A presidente da Associação dos Magistrados do Acre (Asmac), juíza Maria Rosinete dos Reis, se reuniu, por meio de teleconferência, na tarde de quarta-feira, 02, com o corregedor-geral do Tribunal de Justiça do Acre (TJAC), o desembargador Élcio Mendes, representantes do Ministério Público Estadual (MPE), Ordem dos Advogados do Brasil Seccional Acre (OAB/AC) e Defensoria Pública do Estado para debater duas pautas principais: Juízo 100% Digital e Núcleo de Justiça 4.0. O objetivo é oferecer para os acreanos ainda maior celeridade, eficiência e efetividade nos processos, além de acessibilidade para aqueles que buscam o Poder Judiciário.

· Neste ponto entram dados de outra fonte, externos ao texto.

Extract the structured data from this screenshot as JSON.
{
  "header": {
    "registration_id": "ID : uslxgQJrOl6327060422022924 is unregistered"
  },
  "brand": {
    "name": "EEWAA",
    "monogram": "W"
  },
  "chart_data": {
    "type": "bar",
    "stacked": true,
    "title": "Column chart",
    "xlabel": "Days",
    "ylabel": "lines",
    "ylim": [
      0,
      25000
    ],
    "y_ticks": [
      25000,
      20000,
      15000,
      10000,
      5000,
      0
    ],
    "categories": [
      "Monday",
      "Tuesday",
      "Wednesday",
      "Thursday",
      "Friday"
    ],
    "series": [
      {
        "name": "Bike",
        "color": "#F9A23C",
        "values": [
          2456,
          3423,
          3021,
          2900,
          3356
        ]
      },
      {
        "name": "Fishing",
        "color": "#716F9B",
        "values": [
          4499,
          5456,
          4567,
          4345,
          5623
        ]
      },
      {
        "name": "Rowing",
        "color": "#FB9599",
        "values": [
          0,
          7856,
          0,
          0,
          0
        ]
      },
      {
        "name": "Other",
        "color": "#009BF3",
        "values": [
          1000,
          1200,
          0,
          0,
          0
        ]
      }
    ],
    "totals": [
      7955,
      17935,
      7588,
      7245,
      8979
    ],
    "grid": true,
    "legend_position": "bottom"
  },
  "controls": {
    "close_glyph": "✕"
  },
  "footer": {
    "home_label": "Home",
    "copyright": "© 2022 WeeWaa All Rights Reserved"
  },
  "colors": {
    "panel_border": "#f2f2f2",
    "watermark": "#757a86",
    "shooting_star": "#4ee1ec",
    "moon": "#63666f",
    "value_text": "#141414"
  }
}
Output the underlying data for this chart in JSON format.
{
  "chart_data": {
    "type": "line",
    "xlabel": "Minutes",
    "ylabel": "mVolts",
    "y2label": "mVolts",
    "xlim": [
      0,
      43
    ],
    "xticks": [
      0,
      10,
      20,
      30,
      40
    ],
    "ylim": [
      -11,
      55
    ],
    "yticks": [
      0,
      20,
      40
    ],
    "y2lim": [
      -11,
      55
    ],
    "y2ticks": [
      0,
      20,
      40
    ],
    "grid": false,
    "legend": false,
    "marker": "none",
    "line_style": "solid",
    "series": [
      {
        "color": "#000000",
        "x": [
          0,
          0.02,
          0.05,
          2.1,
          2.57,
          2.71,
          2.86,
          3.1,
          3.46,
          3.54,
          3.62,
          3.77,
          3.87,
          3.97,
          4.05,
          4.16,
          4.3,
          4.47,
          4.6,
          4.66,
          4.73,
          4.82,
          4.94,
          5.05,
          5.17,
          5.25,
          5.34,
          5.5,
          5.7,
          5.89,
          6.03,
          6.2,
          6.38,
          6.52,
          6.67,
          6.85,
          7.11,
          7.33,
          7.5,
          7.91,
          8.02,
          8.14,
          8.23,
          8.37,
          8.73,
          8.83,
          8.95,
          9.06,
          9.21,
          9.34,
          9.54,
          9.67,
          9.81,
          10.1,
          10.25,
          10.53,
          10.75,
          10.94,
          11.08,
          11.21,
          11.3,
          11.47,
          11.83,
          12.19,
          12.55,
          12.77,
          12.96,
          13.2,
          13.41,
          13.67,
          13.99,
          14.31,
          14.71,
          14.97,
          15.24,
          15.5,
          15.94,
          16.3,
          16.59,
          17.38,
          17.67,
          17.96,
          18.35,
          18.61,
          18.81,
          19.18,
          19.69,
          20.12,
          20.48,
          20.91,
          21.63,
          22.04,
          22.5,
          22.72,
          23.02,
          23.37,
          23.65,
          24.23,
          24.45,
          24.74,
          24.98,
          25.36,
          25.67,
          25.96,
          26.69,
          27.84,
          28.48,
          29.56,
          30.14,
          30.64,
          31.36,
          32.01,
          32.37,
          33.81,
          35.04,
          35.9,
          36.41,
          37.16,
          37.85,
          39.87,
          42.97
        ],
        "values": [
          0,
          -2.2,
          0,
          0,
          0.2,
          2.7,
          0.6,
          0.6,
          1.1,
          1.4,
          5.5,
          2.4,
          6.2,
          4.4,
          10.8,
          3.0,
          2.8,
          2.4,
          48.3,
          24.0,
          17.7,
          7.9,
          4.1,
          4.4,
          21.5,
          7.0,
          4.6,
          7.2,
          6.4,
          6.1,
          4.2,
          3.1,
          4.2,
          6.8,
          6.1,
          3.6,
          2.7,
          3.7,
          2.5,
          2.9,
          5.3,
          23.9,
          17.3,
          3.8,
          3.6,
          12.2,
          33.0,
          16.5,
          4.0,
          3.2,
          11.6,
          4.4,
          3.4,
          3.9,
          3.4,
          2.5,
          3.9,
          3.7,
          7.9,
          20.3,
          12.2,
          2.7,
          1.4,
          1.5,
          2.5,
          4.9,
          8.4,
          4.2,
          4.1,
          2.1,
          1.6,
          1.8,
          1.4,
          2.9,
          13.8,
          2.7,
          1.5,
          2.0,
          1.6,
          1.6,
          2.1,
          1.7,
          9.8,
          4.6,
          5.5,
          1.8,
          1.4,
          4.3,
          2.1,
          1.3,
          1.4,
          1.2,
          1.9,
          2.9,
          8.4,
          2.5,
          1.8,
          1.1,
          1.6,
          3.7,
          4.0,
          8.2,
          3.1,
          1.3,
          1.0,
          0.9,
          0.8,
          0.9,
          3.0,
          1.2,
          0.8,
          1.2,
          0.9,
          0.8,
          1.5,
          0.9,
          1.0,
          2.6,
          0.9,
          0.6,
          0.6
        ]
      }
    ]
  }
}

Na teleconferência, o juiz auxiliar da presidência, Leandro Gross, apresentou os resultados práticos obtidos por meio da adoção do projeto piloto de adesão da tecnologia para a realização de audiências pelo ambiente online, buscando demonstrar os resultados positivos. A instituição do método teve como ponto inicial a própria pandemia do coronavírus (Covid-19) que forçou o distanciamento social, sendo necessária a continuidade do trabalho com a adesão das atividades telepresenciais.
Com os exemplos positivos, o Projeto Juízo 100% Digital passou a ser adotado de forma efetiva em diversos Estados, motivando um pedido da própria Asmac ao TJAC, ainda em 2020, para a adesão do primeiro projeto piloto, apoiado pelo próprio Conselho Nacional de Justiça (CNJ).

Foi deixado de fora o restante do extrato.